CANNES, France (Reuters) - Horror, suspense and plastic surgery gone wild made for an explosive mix Thursday with “The Skin I Live In,” a step into darker ground for Spanish director Pedro Almodovar as he aims for the top prize at Cannes.
The film starring Antonio Banderas and Marisa Paredes is a radical departure for the director, whose typically funny and colorful films have won him two prizes at Cannes, but never the Palme d’Or for best picture.
Adapted from a French novel, “The Skin I Live In” is the twisted story of a plastic surgeon — Banderas — who develops a revolutionary new flame- and malaria-proof skin after his wife is horribly burned in a car crash.
Tragedy strikes twice when his daughter commits suicide, leading him into a tale of revenge, imprisonment and abuse in an unusually tense turn by the Oscar-winning director of “Talk To Her,” “Women on the Verge of a Nervous Breakdown” and “Volver.”
Dark and thought-provoking, “The Skin I Live In” draws on horror and science fiction genres to explore what happens when a scientist loses touch with humanity, offering a modern take on the 1931 classic “Frankenstein.”
The director said he delved into medical literature while researching his movie, which poses questions about the potential dangers of new technologies like genetic engineering and growing human organs in a laboratory.
“It’s not science fiction because these experiments already exist — there is a laboratory in Granada where they make artificial skin,” Almodovar said at a press conference after a packed press screening.
“I wanted suspense but without gore, without blood — there are a lot of incisions in the movie but I did not want it to be a gory film,” he added.
Early appraisals of “The Skin I Live In,” one of the most highly anticipated movies of the festival behind Terrence Malick’s “The Tree of Life,” were upbeat, belying a somewhat tepid round of applause at the screening.
“The Skin I Live In” raises the ante in terms of the competition at Cannes, where heavy hitters Terrence Malick, Lars Von Trier and Luc and Jean-Pierre Dardenne screened movies to largely favorable responses from critics.

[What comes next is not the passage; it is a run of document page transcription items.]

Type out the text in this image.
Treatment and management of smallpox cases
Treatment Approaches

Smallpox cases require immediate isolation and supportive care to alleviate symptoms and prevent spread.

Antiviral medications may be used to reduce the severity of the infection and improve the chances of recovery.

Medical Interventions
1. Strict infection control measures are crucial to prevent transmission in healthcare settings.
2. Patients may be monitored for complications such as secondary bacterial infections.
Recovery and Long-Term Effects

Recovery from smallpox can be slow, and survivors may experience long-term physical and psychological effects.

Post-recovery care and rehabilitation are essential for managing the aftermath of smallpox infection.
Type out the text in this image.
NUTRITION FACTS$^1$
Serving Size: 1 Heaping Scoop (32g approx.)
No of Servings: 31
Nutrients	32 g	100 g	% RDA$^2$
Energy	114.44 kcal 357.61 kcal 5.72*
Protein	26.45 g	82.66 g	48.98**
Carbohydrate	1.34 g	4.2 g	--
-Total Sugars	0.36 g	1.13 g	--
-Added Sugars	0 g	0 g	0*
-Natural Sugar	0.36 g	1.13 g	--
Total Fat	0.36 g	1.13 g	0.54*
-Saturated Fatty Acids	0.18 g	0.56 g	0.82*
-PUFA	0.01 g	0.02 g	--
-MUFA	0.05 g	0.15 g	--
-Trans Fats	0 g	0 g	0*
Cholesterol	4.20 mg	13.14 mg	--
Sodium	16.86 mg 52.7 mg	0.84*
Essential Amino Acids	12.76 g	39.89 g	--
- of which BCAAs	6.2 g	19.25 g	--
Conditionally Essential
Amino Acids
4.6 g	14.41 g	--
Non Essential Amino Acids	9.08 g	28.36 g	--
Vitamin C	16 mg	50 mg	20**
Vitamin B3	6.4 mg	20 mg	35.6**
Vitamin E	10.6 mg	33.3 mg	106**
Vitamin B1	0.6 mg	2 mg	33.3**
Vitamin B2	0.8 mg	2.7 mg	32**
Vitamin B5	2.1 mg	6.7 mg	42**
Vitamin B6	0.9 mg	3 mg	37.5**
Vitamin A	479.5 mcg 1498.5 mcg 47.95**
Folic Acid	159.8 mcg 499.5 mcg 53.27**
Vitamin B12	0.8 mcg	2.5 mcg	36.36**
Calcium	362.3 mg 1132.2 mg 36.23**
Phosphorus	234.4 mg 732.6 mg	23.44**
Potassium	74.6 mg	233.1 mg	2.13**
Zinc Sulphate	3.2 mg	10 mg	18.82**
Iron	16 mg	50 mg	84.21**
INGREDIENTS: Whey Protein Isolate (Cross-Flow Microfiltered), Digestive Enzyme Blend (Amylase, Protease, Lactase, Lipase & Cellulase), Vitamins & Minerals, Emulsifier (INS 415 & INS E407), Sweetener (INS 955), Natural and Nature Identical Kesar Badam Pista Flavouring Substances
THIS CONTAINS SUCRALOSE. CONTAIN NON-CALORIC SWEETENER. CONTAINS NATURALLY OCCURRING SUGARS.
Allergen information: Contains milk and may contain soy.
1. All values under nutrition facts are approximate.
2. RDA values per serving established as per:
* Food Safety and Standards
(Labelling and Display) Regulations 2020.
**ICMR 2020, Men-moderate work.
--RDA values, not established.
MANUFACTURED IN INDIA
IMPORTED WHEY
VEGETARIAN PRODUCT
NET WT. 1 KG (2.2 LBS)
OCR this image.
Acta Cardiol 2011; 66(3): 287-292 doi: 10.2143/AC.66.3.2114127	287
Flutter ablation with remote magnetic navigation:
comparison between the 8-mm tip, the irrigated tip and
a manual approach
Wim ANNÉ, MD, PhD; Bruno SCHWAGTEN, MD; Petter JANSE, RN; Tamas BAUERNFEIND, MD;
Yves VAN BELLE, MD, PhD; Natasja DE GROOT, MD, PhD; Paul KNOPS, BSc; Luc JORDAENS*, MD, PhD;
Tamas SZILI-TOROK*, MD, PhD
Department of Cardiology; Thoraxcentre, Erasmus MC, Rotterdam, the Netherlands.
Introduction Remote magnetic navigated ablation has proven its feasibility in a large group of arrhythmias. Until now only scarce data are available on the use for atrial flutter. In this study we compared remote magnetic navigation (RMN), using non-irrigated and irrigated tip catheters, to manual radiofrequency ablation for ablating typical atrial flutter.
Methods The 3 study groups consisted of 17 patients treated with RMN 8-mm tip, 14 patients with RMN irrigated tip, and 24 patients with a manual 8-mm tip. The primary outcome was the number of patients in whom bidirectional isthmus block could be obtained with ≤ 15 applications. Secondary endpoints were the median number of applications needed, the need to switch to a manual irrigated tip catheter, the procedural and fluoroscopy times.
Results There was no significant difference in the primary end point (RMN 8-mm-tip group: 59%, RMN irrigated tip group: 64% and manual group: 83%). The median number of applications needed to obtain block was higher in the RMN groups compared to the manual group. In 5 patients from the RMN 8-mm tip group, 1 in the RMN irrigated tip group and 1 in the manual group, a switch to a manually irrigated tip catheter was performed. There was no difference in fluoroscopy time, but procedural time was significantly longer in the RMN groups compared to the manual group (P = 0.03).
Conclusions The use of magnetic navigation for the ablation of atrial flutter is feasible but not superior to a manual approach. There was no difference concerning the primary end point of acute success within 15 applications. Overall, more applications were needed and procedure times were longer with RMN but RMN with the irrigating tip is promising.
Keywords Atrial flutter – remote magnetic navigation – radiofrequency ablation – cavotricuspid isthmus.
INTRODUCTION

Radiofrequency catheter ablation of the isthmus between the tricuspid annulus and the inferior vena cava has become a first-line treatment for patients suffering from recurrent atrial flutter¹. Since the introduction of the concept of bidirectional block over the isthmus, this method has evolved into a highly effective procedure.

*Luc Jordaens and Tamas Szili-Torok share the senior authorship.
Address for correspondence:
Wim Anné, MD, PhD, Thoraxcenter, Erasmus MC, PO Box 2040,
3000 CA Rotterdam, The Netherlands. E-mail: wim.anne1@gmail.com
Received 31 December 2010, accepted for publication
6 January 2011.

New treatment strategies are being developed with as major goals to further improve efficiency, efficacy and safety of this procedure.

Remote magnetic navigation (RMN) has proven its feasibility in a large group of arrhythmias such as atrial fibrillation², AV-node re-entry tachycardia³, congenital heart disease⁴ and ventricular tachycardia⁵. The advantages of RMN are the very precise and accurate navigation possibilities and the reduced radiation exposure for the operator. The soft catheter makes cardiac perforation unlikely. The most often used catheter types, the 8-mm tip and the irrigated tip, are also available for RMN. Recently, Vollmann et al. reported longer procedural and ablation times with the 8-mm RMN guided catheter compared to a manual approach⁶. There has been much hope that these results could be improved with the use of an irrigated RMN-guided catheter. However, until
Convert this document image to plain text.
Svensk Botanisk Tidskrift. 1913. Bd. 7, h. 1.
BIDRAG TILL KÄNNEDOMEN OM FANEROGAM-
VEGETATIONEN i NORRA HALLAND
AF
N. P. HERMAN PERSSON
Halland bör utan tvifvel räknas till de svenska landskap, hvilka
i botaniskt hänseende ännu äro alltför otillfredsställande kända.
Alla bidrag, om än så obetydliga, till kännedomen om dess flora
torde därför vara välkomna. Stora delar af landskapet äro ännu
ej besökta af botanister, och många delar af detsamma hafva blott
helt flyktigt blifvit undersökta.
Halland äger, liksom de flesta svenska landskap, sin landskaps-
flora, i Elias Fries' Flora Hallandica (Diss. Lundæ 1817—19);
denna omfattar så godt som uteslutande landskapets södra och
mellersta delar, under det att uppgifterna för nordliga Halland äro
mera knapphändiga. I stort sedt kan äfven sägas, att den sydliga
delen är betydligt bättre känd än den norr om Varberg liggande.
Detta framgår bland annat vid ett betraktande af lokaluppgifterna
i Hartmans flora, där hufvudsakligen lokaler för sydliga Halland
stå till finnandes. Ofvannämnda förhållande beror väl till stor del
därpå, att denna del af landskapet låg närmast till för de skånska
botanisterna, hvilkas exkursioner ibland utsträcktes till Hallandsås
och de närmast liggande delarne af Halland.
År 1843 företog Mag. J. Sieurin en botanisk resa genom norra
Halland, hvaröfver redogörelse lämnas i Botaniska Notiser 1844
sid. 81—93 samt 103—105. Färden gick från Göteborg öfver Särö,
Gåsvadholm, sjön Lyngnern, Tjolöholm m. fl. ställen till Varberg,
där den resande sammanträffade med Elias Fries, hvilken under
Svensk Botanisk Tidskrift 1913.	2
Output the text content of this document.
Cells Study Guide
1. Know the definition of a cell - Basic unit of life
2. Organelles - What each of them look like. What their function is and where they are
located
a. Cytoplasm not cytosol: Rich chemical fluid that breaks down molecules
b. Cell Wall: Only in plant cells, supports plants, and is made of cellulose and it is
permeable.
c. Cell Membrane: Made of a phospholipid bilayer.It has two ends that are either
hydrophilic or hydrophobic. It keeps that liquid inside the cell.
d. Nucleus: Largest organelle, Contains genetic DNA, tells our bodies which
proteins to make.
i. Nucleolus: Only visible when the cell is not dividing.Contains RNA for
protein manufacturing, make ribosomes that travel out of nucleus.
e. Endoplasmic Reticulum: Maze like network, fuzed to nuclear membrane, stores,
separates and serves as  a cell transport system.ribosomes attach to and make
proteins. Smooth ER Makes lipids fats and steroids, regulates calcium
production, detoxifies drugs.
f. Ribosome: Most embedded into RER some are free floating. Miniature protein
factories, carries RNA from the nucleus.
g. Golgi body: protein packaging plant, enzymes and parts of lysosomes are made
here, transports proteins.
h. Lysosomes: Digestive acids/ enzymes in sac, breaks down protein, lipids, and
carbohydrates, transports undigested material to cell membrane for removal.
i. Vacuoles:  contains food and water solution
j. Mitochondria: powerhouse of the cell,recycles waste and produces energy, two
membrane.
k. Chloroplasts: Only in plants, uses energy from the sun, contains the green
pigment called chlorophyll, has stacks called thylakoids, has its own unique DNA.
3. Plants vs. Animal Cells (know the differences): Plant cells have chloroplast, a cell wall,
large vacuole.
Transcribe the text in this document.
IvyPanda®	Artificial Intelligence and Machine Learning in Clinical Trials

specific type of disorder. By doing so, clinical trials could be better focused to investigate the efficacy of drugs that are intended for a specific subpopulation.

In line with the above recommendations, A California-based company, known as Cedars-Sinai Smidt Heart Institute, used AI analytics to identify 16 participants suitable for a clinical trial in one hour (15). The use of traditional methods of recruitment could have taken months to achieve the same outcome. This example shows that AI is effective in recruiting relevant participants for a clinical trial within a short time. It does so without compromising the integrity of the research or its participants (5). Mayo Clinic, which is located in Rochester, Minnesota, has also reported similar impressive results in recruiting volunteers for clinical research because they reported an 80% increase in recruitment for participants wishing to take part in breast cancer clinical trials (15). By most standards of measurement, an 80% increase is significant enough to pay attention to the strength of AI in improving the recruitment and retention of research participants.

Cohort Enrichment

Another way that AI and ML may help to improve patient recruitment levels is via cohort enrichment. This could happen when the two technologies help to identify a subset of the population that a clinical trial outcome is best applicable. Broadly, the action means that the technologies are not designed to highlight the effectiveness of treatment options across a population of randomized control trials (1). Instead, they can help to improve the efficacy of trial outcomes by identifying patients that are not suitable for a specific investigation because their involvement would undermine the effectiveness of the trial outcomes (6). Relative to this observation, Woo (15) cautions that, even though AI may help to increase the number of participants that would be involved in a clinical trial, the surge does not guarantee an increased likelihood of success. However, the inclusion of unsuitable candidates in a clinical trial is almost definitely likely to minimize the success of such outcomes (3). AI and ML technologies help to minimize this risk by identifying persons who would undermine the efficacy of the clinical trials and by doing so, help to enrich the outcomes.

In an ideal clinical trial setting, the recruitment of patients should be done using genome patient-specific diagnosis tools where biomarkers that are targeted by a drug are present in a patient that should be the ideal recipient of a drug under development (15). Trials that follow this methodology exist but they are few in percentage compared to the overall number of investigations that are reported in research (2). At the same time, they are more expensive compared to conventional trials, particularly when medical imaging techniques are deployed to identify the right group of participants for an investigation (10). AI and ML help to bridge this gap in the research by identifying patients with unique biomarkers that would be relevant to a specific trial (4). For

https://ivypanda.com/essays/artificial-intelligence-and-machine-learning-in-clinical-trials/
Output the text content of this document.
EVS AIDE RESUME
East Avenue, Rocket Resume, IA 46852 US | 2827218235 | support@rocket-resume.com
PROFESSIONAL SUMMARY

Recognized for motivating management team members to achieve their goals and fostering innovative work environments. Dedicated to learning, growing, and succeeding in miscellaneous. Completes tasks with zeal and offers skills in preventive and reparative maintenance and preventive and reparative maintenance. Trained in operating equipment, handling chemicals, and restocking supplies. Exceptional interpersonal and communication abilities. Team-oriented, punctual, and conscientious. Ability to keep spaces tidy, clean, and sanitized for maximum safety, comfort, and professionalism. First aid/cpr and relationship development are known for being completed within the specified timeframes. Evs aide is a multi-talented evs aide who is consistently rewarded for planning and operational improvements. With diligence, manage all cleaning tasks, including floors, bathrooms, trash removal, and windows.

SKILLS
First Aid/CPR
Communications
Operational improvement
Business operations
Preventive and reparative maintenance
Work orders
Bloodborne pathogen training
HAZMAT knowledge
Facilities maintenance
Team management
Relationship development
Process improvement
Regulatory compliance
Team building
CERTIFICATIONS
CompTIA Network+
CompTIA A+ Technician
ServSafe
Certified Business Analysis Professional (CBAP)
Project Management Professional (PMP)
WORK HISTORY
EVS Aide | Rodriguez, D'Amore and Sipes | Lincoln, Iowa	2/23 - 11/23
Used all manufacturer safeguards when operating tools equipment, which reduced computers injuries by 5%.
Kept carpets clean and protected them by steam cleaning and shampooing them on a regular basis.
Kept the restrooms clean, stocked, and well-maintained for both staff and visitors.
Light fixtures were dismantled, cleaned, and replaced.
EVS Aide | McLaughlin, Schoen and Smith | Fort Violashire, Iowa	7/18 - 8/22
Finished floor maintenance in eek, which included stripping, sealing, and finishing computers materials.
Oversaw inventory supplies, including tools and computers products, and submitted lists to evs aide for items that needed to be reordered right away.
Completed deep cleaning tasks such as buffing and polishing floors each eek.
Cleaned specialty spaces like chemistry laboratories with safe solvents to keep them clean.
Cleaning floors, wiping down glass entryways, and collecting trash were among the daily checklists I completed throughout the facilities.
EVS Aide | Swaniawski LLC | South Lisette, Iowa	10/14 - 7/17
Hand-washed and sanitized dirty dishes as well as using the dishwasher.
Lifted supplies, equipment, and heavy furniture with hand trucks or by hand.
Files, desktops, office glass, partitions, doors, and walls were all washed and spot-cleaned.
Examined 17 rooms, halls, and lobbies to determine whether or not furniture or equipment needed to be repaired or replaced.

But Almodovar’s official red carpet premiere later on Thursday is likely to be overshadowed by the shock expulsion of Von Trier for jokes he made this week about being a Nazi.
The film marks the renewal of a long-dormant collaboration between Almodovar and Banderas, whose last outing together was the 1990 “Tie Me Up, Tie Me Down” that launched the actor’s international career.
“I’m home, it feels like being home,” he said.
The Spanish heartthrob plays a psychopathic surgeon wracked by inner torment and completely insensitive to the suffering of his patient — a performance that prompted Screen magazine’s Mike Goodridge to write that Banderas had “never been better.”
“He’s completely cold and this is the type of character I had to embody,” Banderas said. “The idea was not to horrify them (spectators) by showing them horrible pictures — they gradually sense this malaise.”
Almodovar said he pushed his actors hard during the shooting and encouraged them to embody their twisted characters entirely.
“There is a sense of sacrifice on the actors’ part,” Banderas said. “This is where he (Almodovar) forces us to go, to portray our characters — the idea is to assimilate the feelings and reflect the general tone without gesticulating.”
Almodovar, a regular at the Cannes film festival, won a prize for best director at Cannes in 1999 with “All About My Mother” and an award for best screenplay in 2006 “Volver.”